Allah’a “malını ve canını satmış” olan bir insan, Allah yolunda karşılaşacağı hiçbir zorluktan etkilenmeyecektir. Allah rızası dışında hiçbir şeye yönelmeyecektir. Bedeni ve sahip olduğu mallar “onun” değildir ki, bunlar konusunda kendi nefsinin bencil tutkularına uysun. Bedeninin ve sahip olduğu herşeyin sahibi Allah’tır, tüm bunları O’nun istediği şekilde kullanacaktır.

Yaşamlarını dünya hayatının peşinde koşarak tüketen insanların kaybettikleri en güzel zevklerin başında, Allah’ın rızasına uygun hareket etmek gelir. Oysa ki O’nun sevgisini, dostluğunu ve yakınlığını ummanın verdiği derin heyecan dünyada hiçbir şeyle bağdaştırılamayacak kadar mükemmeldir. Bu, birçok insanın hayatları boyunca hiç farkına varamadıkları ve hiç tatmadıkları çok derin bir duygudur.

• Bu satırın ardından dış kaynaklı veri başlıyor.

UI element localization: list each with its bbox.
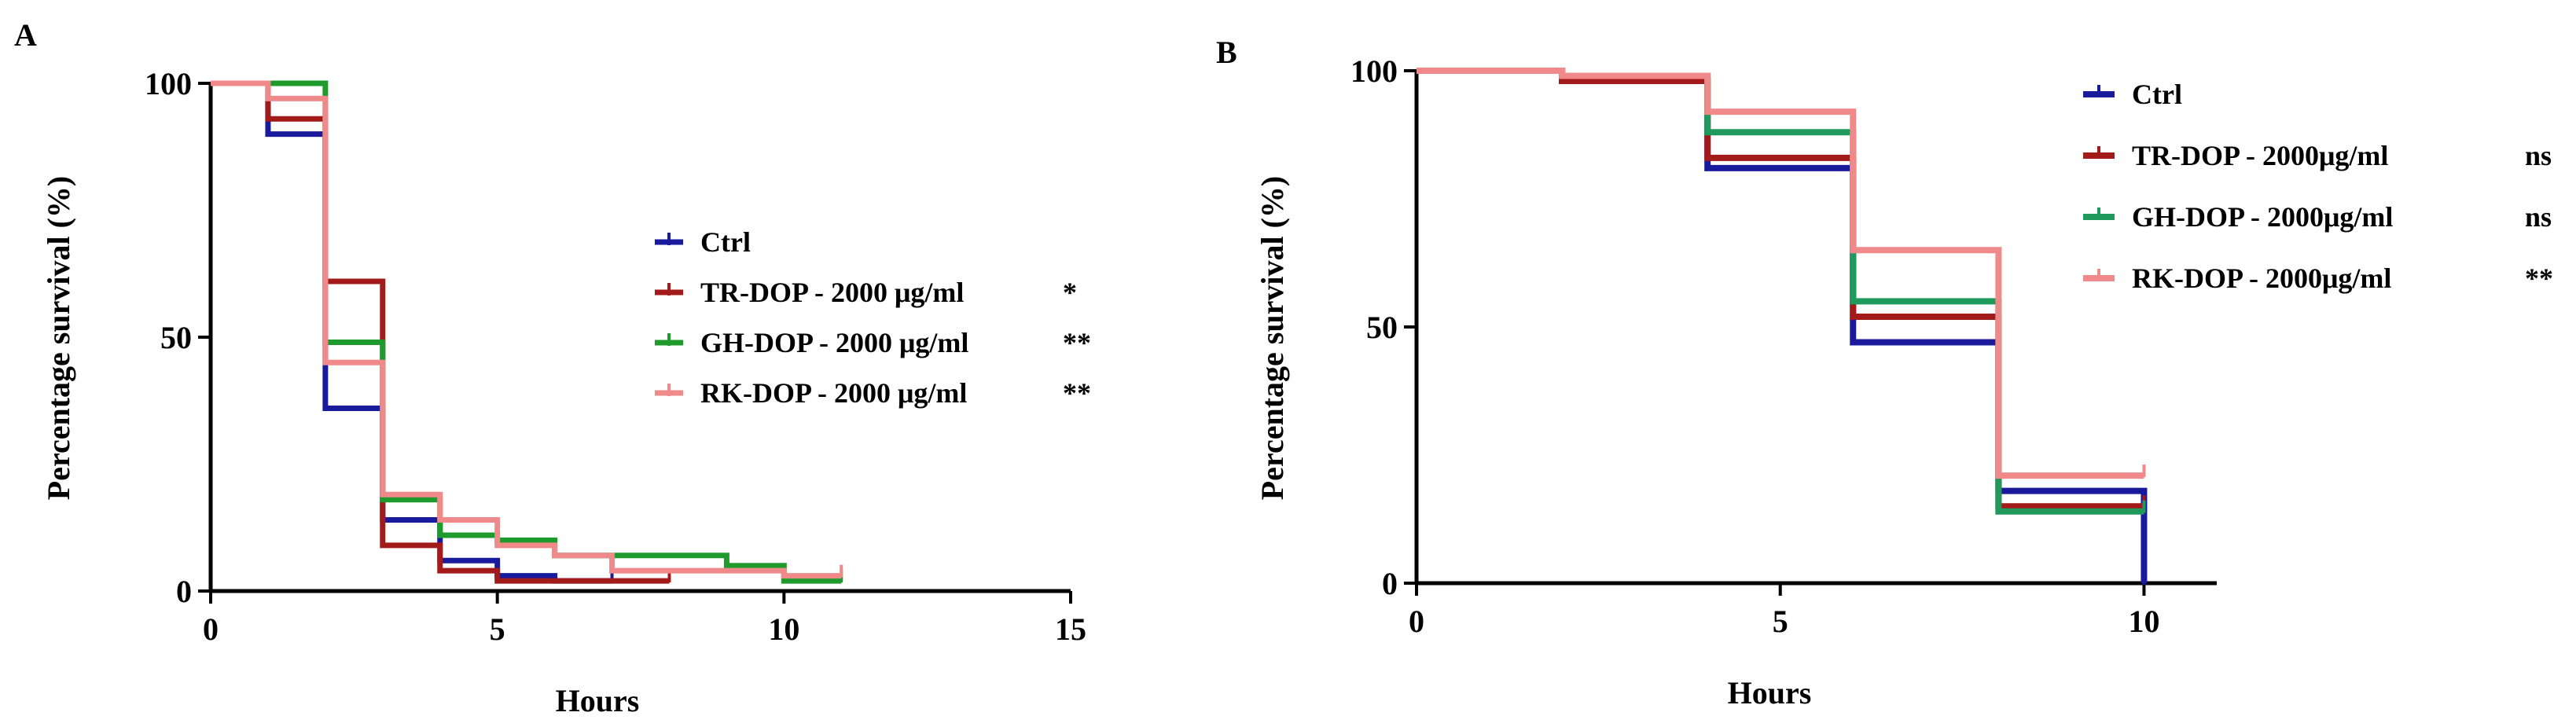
survival-curve-rk-dop (211, 80, 842, 579)
y-tick-label: 0 (176, 574, 192, 609)
x-tick-label: 5 (490, 611, 505, 647)
significance-marker: ns (2525, 201, 2552, 233)
y-tick-label: 0 (1382, 566, 1398, 601)
survival-curve-rk-dop (1417, 68, 2144, 479)
survival-curve-ctrl (211, 80, 612, 584)
legend-label: TR-DOP - 2000 μg/ml (700, 277, 964, 308)
y-tick-label: 100 (145, 66, 192, 101)
legend-label: Ctrl (700, 226, 751, 258)
significance-marker: ** (1063, 377, 1091, 409)
significance-marker: * (1063, 277, 1077, 308)
significance-marker: ns (2525, 140, 2552, 171)
significance-marker: ** (1063, 327, 1091, 358)
x-tick-label: 0 (203, 611, 219, 647)
legend-label: GH-DOP - 2000 μg/ml (700, 327, 968, 358)
y-tick-label: 50 (160, 320, 192, 355)
legend-label: GH-DOP - 2000μg/ml (2132, 201, 2393, 233)
significance-marker: ** (2525, 263, 2553, 294)
x-tick-label: 10 (2128, 604, 2159, 639)
legend-label: TR-DOP - 2000μg/ml (2132, 140, 2388, 171)
panel-label: B (1216, 35, 1237, 70)
legend-label: RK-DOP - 2000 μg/ml (700, 377, 967, 409)
survival-curve-tr-dop (1417, 68, 2144, 510)
x-tick-label: 15 (1055, 611, 1086, 647)
survival-curve-tr-dop (211, 80, 670, 584)
panel-a: A 0 5 10 15 0 50 100 Hours Percentage survival (%… (14, 17, 1091, 718)
panel-label: A (14, 17, 37, 53)
y-tick-label: 50 (1366, 310, 1398, 345)
survival-curve-gh-dop (1417, 68, 2144, 515)
x-tick-label: 10 (768, 611, 799, 647)
x-tick-label: 5 (1773, 604, 1788, 639)
x-axis-title: Hours (556, 683, 640, 718)
y-tick-label: 100 (1350, 53, 1398, 89)
legend-label: Ctrl (2132, 79, 2182, 110)
x-axis-title: Hours (1728, 675, 1812, 710)
legend-label: RK-DOP - 2000μg/ml (2132, 263, 2391, 294)
y-axis-title: Percentage survival (%) (1255, 176, 1290, 500)
x-tick-label: 0 (1409, 604, 1424, 639)
y-axis-title: Percentage survival (%) (41, 176, 76, 500)
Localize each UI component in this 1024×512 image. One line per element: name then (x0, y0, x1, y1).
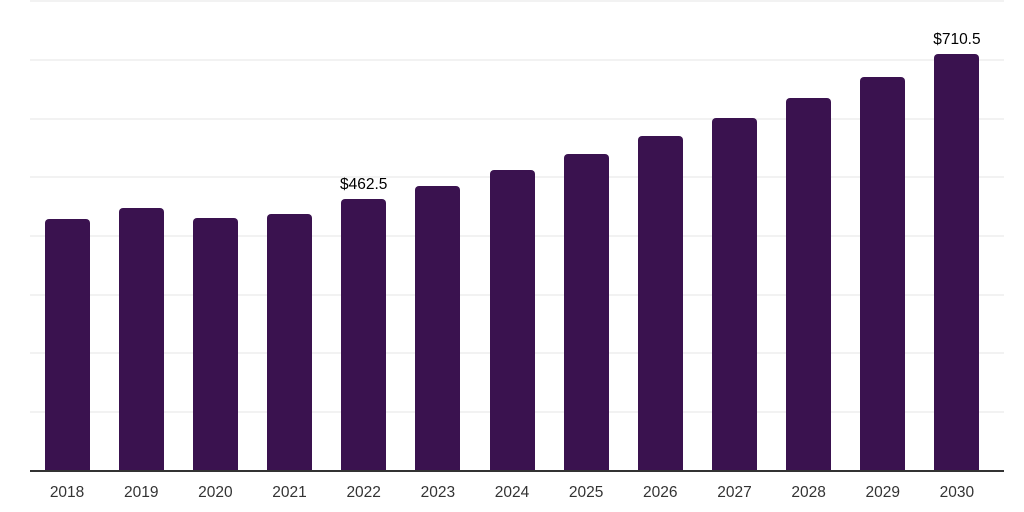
x-tick-label-2022: 2022 (346, 484, 381, 501)
x-tick-label-2019: 2019 (123, 484, 159, 501)
bar-2022 (341, 199, 387, 471)
bar-2030 (934, 53, 980, 471)
bar-2025 (563, 154, 609, 471)
bar-2019 (118, 207, 164, 471)
x-tick-label-2021: 2021 (272, 484, 307, 501)
x-tick-label-2024: 2024 (494, 484, 530, 501)
x-tick-label-2026: 2026 (643, 484, 678, 501)
x-tick-label-2029: 2029 (865, 484, 900, 501)
gridline-700 (30, 58, 1004, 61)
x-tick-label-2027: 2027 (717, 484, 752, 501)
x-tick-label-2020: 2020 (198, 484, 233, 501)
bar-2026 (637, 135, 683, 471)
gridline-600 (30, 117, 1004, 120)
bar-2023 (415, 185, 461, 471)
bar-2020 (192, 218, 238, 471)
x-axis-line (30, 470, 1004, 472)
x-tick-label-2028: 2028 (791, 484, 826, 501)
bar-2021 (267, 213, 313, 471)
bar-value-label-2030: $710.5 (933, 30, 981, 48)
x-tick-label-2025: 2025 (568, 484, 604, 501)
x-tick-label-2030: 2030 (939, 484, 975, 501)
gridline-800 (30, 0, 1004, 3)
x-tick-label-2018: 2018 (49, 484, 85, 501)
bar-2018 (44, 218, 90, 471)
bar-2028 (786, 98, 832, 471)
bar-2024 (489, 170, 535, 471)
bar-value-label-2022: $462.5 (339, 176, 388, 194)
bar-2029 (860, 77, 906, 471)
bar-2027 (711, 117, 757, 471)
x-tick-label-2023: 2023 (420, 484, 456, 501)
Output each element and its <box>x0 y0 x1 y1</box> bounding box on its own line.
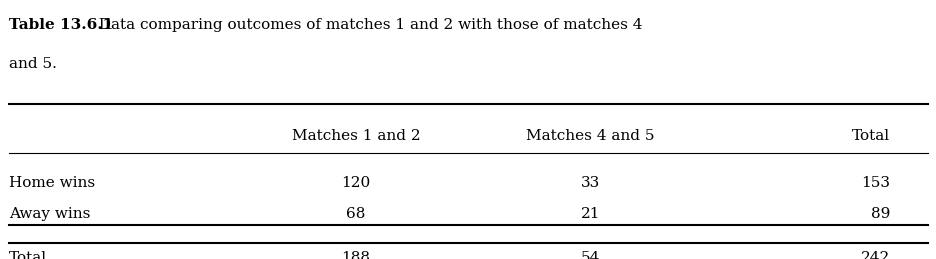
Text: 242: 242 <box>860 251 889 259</box>
Text: 120: 120 <box>341 176 371 190</box>
Text: 188: 188 <box>342 251 370 259</box>
Text: Table 13.6.1: Table 13.6.1 <box>9 18 113 32</box>
Text: Total: Total <box>9 251 48 259</box>
Text: Total: Total <box>851 130 889 143</box>
Text: Home wins: Home wins <box>9 176 95 190</box>
Text: 68: 68 <box>346 207 365 221</box>
Text: Matches 1 and 2: Matches 1 and 2 <box>291 130 420 143</box>
Text: 54: 54 <box>580 251 599 259</box>
Text: and 5.: and 5. <box>9 57 57 71</box>
Text: 33: 33 <box>580 176 599 190</box>
Text: 21: 21 <box>580 207 599 221</box>
Text: 153: 153 <box>860 176 889 190</box>
Text: 89: 89 <box>870 207 889 221</box>
Text: Matches 4 and 5: Matches 4 and 5 <box>525 130 654 143</box>
Text: Away wins: Away wins <box>9 207 91 221</box>
Text: Data comparing outcomes of matches 1 and 2 with those of matches 4: Data comparing outcomes of matches 1 and… <box>89 18 642 32</box>
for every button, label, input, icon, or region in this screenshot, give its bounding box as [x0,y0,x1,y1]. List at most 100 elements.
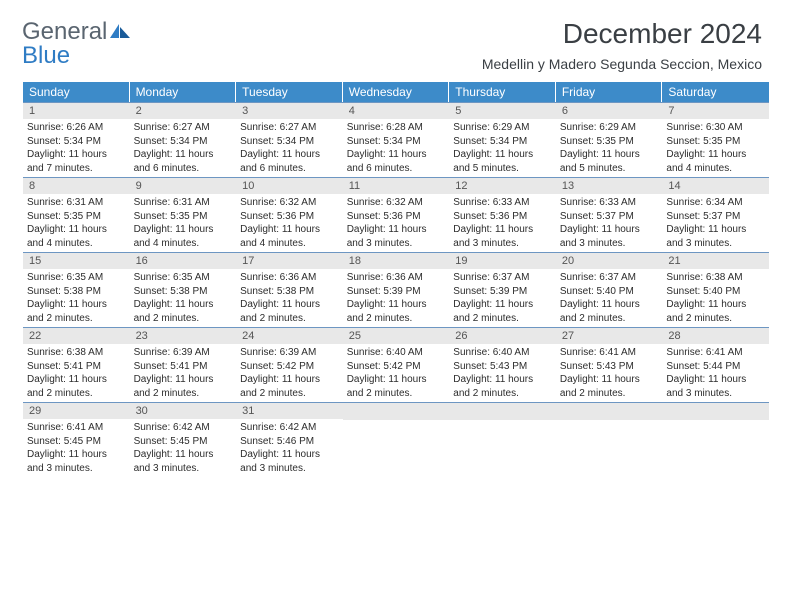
empty-day [662,403,769,420]
day-number: 6 [556,103,663,119]
day-cell: 31Sunrise: 6:42 AMSunset: 5:46 PMDayligh… [236,403,343,477]
day-details: Sunrise: 6:32 AMSunset: 5:36 PMDaylight:… [236,194,343,252]
day-cell: 2Sunrise: 6:27 AMSunset: 5:34 PMDaylight… [130,103,237,177]
day-header-sun: Sunday [23,82,130,102]
day-cell: 16Sunrise: 6:35 AMSunset: 5:38 PMDayligh… [130,253,237,327]
day-number: 22 [23,328,130,344]
day-details: Sunrise: 6:41 AMSunset: 5:43 PMDaylight:… [556,344,663,402]
logo-sail-icon [109,23,131,39]
day-number: 27 [556,328,663,344]
day-cell: 3Sunrise: 6:27 AMSunset: 5:34 PMDaylight… [236,103,343,177]
day-cell: 25Sunrise: 6:40 AMSunset: 5:42 PMDayligh… [343,328,450,402]
page-header: General December 2024 Medellin y Madero … [0,0,792,76]
day-cell: 21Sunrise: 6:38 AMSunset: 5:40 PMDayligh… [662,253,769,327]
day-cell [449,403,556,477]
day-number: 17 [236,253,343,269]
day-cell: 15Sunrise: 6:35 AMSunset: 5:38 PMDayligh… [23,253,130,327]
day-header-fri: Friday [556,82,663,102]
day-details: Sunrise: 6:29 AMSunset: 5:35 PMDaylight:… [556,119,663,177]
day-cell: 9Sunrise: 6:31 AMSunset: 5:35 PMDaylight… [130,178,237,252]
day-cell: 28Sunrise: 6:41 AMSunset: 5:44 PMDayligh… [662,328,769,402]
day-number: 28 [662,328,769,344]
day-number: 24 [236,328,343,344]
day-details: Sunrise: 6:26 AMSunset: 5:34 PMDaylight:… [23,119,130,177]
day-details: Sunrise: 6:37 AMSunset: 5:40 PMDaylight:… [556,269,663,327]
logo-word2: Blue [22,42,70,70]
day-number: 11 [343,178,450,194]
day-cell: 17Sunrise: 6:36 AMSunset: 5:38 PMDayligh… [236,253,343,327]
week-row: 15Sunrise: 6:35 AMSunset: 5:38 PMDayligh… [23,252,769,327]
day-details: Sunrise: 6:32 AMSunset: 5:36 PMDaylight:… [343,194,450,252]
day-number: 3 [236,103,343,119]
day-header-wed: Wednesday [343,82,450,102]
day-details: Sunrise: 6:33 AMSunset: 5:36 PMDaylight:… [449,194,556,252]
day-cell: 13Sunrise: 6:33 AMSunset: 5:37 PMDayligh… [556,178,663,252]
empty-day [556,403,663,420]
day-details: Sunrise: 6:39 AMSunset: 5:42 PMDaylight:… [236,344,343,402]
day-details: Sunrise: 6:40 AMSunset: 5:43 PMDaylight:… [449,344,556,402]
day-cell: 30Sunrise: 6:42 AMSunset: 5:45 PMDayligh… [130,403,237,477]
calendar-grid: Sunday Monday Tuesday Wednesday Thursday… [23,82,769,477]
day-cell: 26Sunrise: 6:40 AMSunset: 5:43 PMDayligh… [449,328,556,402]
title-block: December 2024 Medellin y Madero Segunda … [482,18,762,72]
day-cell: 20Sunrise: 6:37 AMSunset: 5:40 PMDayligh… [556,253,663,327]
day-cell: 27Sunrise: 6:41 AMSunset: 5:43 PMDayligh… [556,328,663,402]
day-cell: 29Sunrise: 6:41 AMSunset: 5:45 PMDayligh… [23,403,130,477]
day-details: Sunrise: 6:27 AMSunset: 5:34 PMDaylight:… [130,119,237,177]
day-number: 16 [130,253,237,269]
location-subtitle: Medellin y Madero Segunda Seccion, Mexic… [482,56,762,72]
day-cell: 5Sunrise: 6:29 AMSunset: 5:34 PMDaylight… [449,103,556,177]
day-number: 1 [23,103,130,119]
week-row: 1Sunrise: 6:26 AMSunset: 5:34 PMDaylight… [23,102,769,177]
day-number: 5 [449,103,556,119]
day-headers-row: Sunday Monday Tuesday Wednesday Thursday… [23,82,769,102]
day-number: 21 [662,253,769,269]
day-number: 9 [130,178,237,194]
month-title: December 2024 [482,18,762,50]
day-number: 25 [343,328,450,344]
day-details: Sunrise: 6:41 AMSunset: 5:45 PMDaylight:… [23,419,130,477]
week-row: 8Sunrise: 6:31 AMSunset: 5:35 PMDaylight… [23,177,769,252]
day-details: Sunrise: 6:38 AMSunset: 5:40 PMDaylight:… [662,269,769,327]
day-number: 20 [556,253,663,269]
day-header-tue: Tuesday [236,82,343,102]
day-cell: 1Sunrise: 6:26 AMSunset: 5:34 PMDaylight… [23,103,130,177]
empty-day [449,403,556,420]
day-details: Sunrise: 6:35 AMSunset: 5:38 PMDaylight:… [23,269,130,327]
empty-day [343,403,450,420]
day-cell: 10Sunrise: 6:32 AMSunset: 5:36 PMDayligh… [236,178,343,252]
day-cell: 7Sunrise: 6:30 AMSunset: 5:35 PMDaylight… [662,103,769,177]
week-row: 29Sunrise: 6:41 AMSunset: 5:45 PMDayligh… [23,402,769,477]
day-number: 2 [130,103,237,119]
day-details: Sunrise: 6:31 AMSunset: 5:35 PMDaylight:… [23,194,130,252]
day-cell: 23Sunrise: 6:39 AMSunset: 5:41 PMDayligh… [130,328,237,402]
day-number: 30 [130,403,237,419]
day-details: Sunrise: 6:35 AMSunset: 5:38 PMDaylight:… [130,269,237,327]
day-cell: 22Sunrise: 6:38 AMSunset: 5:41 PMDayligh… [23,328,130,402]
day-cell: 14Sunrise: 6:34 AMSunset: 5:37 PMDayligh… [662,178,769,252]
week-row: 22Sunrise: 6:38 AMSunset: 5:41 PMDayligh… [23,327,769,402]
day-number: 7 [662,103,769,119]
day-details: Sunrise: 6:31 AMSunset: 5:35 PMDaylight:… [130,194,237,252]
day-header-thu: Thursday [449,82,556,102]
day-details: Sunrise: 6:36 AMSunset: 5:39 PMDaylight:… [343,269,450,327]
day-cell: 24Sunrise: 6:39 AMSunset: 5:42 PMDayligh… [236,328,343,402]
day-details: Sunrise: 6:37 AMSunset: 5:39 PMDaylight:… [449,269,556,327]
day-cell [556,403,663,477]
day-number: 23 [130,328,237,344]
day-details: Sunrise: 6:29 AMSunset: 5:34 PMDaylight:… [449,119,556,177]
day-number: 13 [556,178,663,194]
day-details: Sunrise: 6:30 AMSunset: 5:35 PMDaylight:… [662,119,769,177]
day-details: Sunrise: 6:36 AMSunset: 5:38 PMDaylight:… [236,269,343,327]
day-details: Sunrise: 6:34 AMSunset: 5:37 PMDaylight:… [662,194,769,252]
day-cell: 8Sunrise: 6:31 AMSunset: 5:35 PMDaylight… [23,178,130,252]
day-cell: 18Sunrise: 6:36 AMSunset: 5:39 PMDayligh… [343,253,450,327]
day-number: 29 [23,403,130,419]
day-details: Sunrise: 6:28 AMSunset: 5:34 PMDaylight:… [343,119,450,177]
day-number: 10 [236,178,343,194]
day-cell: 6Sunrise: 6:29 AMSunset: 5:35 PMDaylight… [556,103,663,177]
day-cell: 11Sunrise: 6:32 AMSunset: 5:36 PMDayligh… [343,178,450,252]
day-cell: 4Sunrise: 6:28 AMSunset: 5:34 PMDaylight… [343,103,450,177]
day-cell: 12Sunrise: 6:33 AMSunset: 5:36 PMDayligh… [449,178,556,252]
day-number: 8 [23,178,130,194]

İman sahibi bir insan ibadetlerine gösterdiği titizlikle kendini belli eder:

İnançlı bir insan, Allah’ın farz kıldığı 5 vakit namaz, abdest ve oruç gibi ibadetlerini yaşamı boyunca şevkle sürdürür.

İbni Ömer (r.a.v.)’dan rivayet edildiğine göre, Resûlullah (s.a.v.) şöyle buyurmuştur:

“İslam beş temel üzerine bina kılınmıştır: Allah’tan başka ilâh olmadığına ve Muhammed’in Allah’ın Resulü olduğuna şahitlik etmek. Namazı dosdoğru kılmak, zekâtı hakkıyla vermek, Allah’ın evi Kâbe’yi haccetmek ve Ramazan orucunu tutmak.” (Buhârî, Îmân 1, 2, Tefsîru sûre (2) 30; Müslim, Îmân 19-22. Ayrıca bk. Tirmizî, Îmân 3; Nesâî, Îmân 13)

 Allah’ın rızasına uygun olmayan bir tavırdan, O’na olan sevgisinden dolayı sakınır:

Allah’a olan sadakatinden ve bağlılığından taviz vermemiş olması da yine iman eden bir kimsenin kalbinde derin bir mutluluk hissi oluşmasına neden olur.

Salih bir mümin tüm hayatı boyunca, insanlar arasında Allah’ın en sevdiği, en çok hoşnut olduğu, Allah’a en yakın kişi olabilmek için çabalar. Bu çabanın ruha verdiği haz, dünyadaki hiçbir nimetten alınacak zevkle kıyaslanamaz.

Allah, Kuran’ın bir ayetinde “... Allah, İbrahim’i dost edinmiştir.” (Nisa Suresi, 125) şeklinde bildirir. Mümin bir kimse, peygamberlerin ahlaklarını kendisine örnek alarak, Allah’ın Hz. İbrahim (a.s.)’a lütfettiği dostluk nimetine layık olup, Allah’ın yakınlığını kazanabilmek için tüm hayatı boyunca samimi bir çaba harcar. Allah Kuran’da iman edenlerle ilgili olarak şöyle buyurmaktadır:

“Öne geçen Muhacirler ve Ensar ile onlara güzellikle uyanlar; Allah onlardan hoşnut olmuştur, onlar da O’ndan hoşnut olmuşlardır ve (Allah) onlara, içinde ebedi kalacakları, altından ırmaklar akan cennetler hazırlamıştır. İşte büyük ‘kurtuluş ve mutluluk’ budur.” (Tevbe Suresi, 100)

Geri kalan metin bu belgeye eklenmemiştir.